Centers has been criticized at its local operations for staffing numbers, food issues and concerns about quality of care. Residents and their loved ones at Glens Falls Center went public with concerns earlier this year, and say there has been little evident improvement. The federal ratings show the last health inspection at the home occurred on May 2, 2017, and resulted in eight citations, including one for a complaint that a staff member touched a resident “inappropriately.”

Jacomowitz said the company is working to address problems at Glens Falls Center, and has changed staffing there and for its regional operations.

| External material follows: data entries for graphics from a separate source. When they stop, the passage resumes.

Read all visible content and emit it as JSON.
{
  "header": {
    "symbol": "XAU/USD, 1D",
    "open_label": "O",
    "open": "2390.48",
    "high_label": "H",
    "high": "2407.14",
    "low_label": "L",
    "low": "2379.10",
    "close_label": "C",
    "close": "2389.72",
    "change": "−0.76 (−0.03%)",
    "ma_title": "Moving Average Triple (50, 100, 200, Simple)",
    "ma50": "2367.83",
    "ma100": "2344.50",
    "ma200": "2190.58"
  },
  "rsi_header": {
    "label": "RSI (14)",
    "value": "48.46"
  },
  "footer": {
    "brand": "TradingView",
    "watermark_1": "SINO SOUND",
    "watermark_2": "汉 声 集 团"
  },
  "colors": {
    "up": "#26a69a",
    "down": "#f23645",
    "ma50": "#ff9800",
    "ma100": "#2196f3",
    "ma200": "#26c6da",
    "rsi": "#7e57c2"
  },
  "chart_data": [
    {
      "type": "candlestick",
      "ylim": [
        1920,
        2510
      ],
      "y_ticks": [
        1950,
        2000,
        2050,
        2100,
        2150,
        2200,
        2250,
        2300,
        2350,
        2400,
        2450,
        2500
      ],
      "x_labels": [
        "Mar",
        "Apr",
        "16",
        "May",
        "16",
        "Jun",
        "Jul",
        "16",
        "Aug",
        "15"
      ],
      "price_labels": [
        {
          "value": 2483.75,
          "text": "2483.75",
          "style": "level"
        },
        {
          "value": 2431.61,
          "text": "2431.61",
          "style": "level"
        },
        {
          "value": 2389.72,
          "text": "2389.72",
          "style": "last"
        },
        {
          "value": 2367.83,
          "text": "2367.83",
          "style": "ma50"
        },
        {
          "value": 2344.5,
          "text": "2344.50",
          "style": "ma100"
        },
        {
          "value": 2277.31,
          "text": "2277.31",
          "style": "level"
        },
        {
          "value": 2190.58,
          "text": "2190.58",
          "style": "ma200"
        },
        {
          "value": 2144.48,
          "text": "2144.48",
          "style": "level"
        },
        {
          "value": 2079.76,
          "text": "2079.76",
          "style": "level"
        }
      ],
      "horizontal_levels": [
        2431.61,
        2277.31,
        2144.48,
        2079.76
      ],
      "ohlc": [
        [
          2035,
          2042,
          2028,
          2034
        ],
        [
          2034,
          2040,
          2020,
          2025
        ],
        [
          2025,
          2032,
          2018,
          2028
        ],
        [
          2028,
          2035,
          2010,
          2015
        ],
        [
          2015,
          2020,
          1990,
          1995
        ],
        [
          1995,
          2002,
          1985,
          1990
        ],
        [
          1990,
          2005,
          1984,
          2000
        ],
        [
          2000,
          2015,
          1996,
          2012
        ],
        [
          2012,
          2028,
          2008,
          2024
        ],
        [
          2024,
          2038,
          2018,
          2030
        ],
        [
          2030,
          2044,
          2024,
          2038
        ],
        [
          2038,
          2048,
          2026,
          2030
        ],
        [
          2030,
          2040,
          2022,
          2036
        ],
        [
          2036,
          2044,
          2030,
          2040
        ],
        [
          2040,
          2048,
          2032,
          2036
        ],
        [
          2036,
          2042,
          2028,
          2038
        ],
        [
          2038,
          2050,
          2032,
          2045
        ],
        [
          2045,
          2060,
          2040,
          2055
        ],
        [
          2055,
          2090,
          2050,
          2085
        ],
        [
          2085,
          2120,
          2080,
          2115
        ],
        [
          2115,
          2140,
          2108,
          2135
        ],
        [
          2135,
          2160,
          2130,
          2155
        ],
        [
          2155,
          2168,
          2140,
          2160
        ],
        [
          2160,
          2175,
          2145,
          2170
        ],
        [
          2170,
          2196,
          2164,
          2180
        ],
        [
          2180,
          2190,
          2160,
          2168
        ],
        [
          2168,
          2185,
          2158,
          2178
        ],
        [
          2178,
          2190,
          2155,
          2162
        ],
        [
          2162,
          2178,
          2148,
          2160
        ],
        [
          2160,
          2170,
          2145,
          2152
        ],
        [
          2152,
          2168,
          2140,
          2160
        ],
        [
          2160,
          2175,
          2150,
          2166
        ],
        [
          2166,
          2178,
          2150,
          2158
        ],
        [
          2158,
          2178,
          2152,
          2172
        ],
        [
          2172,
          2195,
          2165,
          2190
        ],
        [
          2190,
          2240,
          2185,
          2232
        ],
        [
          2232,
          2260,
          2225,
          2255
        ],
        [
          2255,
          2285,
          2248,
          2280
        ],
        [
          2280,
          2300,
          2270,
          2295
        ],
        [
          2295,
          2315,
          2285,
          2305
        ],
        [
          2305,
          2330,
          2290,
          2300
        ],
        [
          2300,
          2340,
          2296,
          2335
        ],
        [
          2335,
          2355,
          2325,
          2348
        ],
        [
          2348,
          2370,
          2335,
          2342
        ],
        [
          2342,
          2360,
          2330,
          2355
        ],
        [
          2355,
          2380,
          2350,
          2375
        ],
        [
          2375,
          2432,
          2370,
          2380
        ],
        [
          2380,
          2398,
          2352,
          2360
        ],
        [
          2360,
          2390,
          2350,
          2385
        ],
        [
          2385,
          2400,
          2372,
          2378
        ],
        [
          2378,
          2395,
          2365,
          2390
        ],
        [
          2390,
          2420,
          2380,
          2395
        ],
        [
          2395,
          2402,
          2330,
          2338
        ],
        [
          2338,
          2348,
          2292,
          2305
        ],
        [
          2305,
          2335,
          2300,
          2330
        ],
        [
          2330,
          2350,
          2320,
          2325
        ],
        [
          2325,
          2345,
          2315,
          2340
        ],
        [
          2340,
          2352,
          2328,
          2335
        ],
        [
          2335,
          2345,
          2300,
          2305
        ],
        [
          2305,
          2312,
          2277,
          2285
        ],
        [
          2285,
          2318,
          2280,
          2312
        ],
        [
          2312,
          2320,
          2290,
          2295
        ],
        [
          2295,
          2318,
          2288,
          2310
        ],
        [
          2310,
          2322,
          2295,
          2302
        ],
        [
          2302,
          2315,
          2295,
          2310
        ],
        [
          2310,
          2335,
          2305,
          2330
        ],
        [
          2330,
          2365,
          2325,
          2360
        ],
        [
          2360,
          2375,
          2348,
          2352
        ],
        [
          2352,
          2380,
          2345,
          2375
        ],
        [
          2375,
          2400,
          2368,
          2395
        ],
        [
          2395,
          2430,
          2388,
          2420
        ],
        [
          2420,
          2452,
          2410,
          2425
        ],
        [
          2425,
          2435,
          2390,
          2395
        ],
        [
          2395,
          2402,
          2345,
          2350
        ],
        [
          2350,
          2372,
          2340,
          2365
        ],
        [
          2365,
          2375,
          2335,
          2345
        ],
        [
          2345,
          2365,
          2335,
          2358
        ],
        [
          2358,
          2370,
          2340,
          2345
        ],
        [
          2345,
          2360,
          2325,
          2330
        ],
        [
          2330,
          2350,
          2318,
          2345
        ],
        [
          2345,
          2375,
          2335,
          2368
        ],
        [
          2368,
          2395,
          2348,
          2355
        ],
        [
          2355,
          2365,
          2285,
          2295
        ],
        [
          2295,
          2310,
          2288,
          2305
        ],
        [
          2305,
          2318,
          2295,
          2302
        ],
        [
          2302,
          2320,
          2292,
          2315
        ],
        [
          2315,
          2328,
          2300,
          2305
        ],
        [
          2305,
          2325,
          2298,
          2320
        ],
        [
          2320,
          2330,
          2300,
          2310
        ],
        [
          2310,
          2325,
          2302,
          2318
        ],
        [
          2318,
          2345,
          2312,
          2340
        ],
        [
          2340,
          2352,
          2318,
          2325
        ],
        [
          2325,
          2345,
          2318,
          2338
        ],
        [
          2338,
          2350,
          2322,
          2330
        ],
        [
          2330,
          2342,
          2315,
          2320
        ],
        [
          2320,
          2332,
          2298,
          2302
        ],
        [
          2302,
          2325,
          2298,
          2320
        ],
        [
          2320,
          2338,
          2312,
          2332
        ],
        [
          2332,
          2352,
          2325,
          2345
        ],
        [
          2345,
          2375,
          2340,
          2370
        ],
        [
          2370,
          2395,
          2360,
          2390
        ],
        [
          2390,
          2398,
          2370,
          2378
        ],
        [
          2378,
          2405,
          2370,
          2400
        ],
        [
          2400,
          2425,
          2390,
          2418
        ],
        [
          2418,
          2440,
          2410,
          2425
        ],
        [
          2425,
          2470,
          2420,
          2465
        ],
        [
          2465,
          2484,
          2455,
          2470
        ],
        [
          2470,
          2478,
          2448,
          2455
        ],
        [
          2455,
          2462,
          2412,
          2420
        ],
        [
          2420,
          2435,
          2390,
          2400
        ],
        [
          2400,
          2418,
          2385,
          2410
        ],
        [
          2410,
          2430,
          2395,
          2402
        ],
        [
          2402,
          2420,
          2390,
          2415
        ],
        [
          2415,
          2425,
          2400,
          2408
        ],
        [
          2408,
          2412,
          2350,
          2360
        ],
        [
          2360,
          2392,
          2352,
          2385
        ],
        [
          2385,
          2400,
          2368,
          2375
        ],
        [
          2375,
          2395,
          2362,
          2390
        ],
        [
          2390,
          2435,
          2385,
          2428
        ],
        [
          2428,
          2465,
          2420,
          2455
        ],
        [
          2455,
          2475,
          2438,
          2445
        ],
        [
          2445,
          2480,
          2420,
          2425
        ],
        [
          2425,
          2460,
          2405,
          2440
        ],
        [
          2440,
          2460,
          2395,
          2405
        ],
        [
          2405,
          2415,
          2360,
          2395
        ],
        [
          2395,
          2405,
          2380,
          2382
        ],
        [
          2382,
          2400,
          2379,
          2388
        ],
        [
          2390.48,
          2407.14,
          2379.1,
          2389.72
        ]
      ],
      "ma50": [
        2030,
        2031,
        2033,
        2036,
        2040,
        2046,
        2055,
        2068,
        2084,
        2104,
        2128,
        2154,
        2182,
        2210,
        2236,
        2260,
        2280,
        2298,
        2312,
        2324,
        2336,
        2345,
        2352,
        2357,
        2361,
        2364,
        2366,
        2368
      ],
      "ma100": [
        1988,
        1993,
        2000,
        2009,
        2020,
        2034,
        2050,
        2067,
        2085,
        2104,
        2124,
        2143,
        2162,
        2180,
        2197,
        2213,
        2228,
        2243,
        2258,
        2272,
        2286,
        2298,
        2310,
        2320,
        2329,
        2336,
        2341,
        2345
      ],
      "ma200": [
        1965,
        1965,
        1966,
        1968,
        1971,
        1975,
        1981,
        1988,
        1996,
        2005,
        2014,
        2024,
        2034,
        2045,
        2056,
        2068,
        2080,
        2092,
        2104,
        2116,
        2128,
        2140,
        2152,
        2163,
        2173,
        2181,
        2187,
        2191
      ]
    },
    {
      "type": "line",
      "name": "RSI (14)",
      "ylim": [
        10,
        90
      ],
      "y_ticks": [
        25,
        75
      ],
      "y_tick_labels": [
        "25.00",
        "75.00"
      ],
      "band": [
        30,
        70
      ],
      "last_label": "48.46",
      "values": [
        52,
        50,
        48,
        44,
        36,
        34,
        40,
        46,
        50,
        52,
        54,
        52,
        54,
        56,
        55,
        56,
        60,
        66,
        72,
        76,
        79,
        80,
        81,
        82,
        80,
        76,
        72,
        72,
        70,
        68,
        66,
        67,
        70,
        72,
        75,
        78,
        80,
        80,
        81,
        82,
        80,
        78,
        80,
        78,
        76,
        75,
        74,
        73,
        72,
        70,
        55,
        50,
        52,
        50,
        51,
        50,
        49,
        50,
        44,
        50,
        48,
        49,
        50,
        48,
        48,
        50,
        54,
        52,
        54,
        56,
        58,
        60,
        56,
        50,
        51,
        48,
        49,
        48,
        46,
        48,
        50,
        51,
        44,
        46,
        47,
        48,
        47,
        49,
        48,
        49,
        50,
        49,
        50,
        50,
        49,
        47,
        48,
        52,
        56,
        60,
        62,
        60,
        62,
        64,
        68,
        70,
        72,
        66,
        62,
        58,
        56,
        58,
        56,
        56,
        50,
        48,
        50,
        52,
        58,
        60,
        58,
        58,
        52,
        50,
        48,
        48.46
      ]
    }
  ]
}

“This 3-star facility continues to meet and respond to the needs of its residents and families daily and it is being done with a strong line of open communications between the facility and the families through continuous ongoing family council meetings, the most recent being on May 2,” he wrote. “Over the past three weeks, a new regional administrator, whose job is overseeing Glens Falls Center and other nearby Centers facilities, has come aboard and has already made a big impact within the facility, working with the facility’s administrator, listening to the concerns of families and creating a game plan in order to resolve each issue.”

Elderwood, formerly known as Adirondack Tri-County, saw its rating rise from two stars to four stars as it received high marks for staffing and quality measures, and an “average” health inspection last September.

Ford Hudson Nursing Center in Fort Edward declined to two stars, mainly because of a low score in its most recent health inspection. It received high marks for staffing levels and quality control, but got a lower score because it had a higher-than-average number of “health inspection” violations that led to one star in that category. Violations included doing a blood sugar check and administering medications in a dining area, administering a resident injection in a public area and having unlocked filing cabinets in a utility area.

Andrew Cruikshank, Fort Hudson’s chief executive officer, pointed out that none of the violations were considered serious, and that a change to the inspector surveying process played a part in the ratings. Health inspection results tend to vary by region of the state, he added.

“The last survey we had some low-level deficiencies and it was disappointing,” he said.

He pointed out the home received a five-star rating for quality measures that judge the rate at which residents or patients are hospitalized.

“It’s far below the state average, which means we do a phenomenal job keeping people out of the hospital,” Cruikshank said.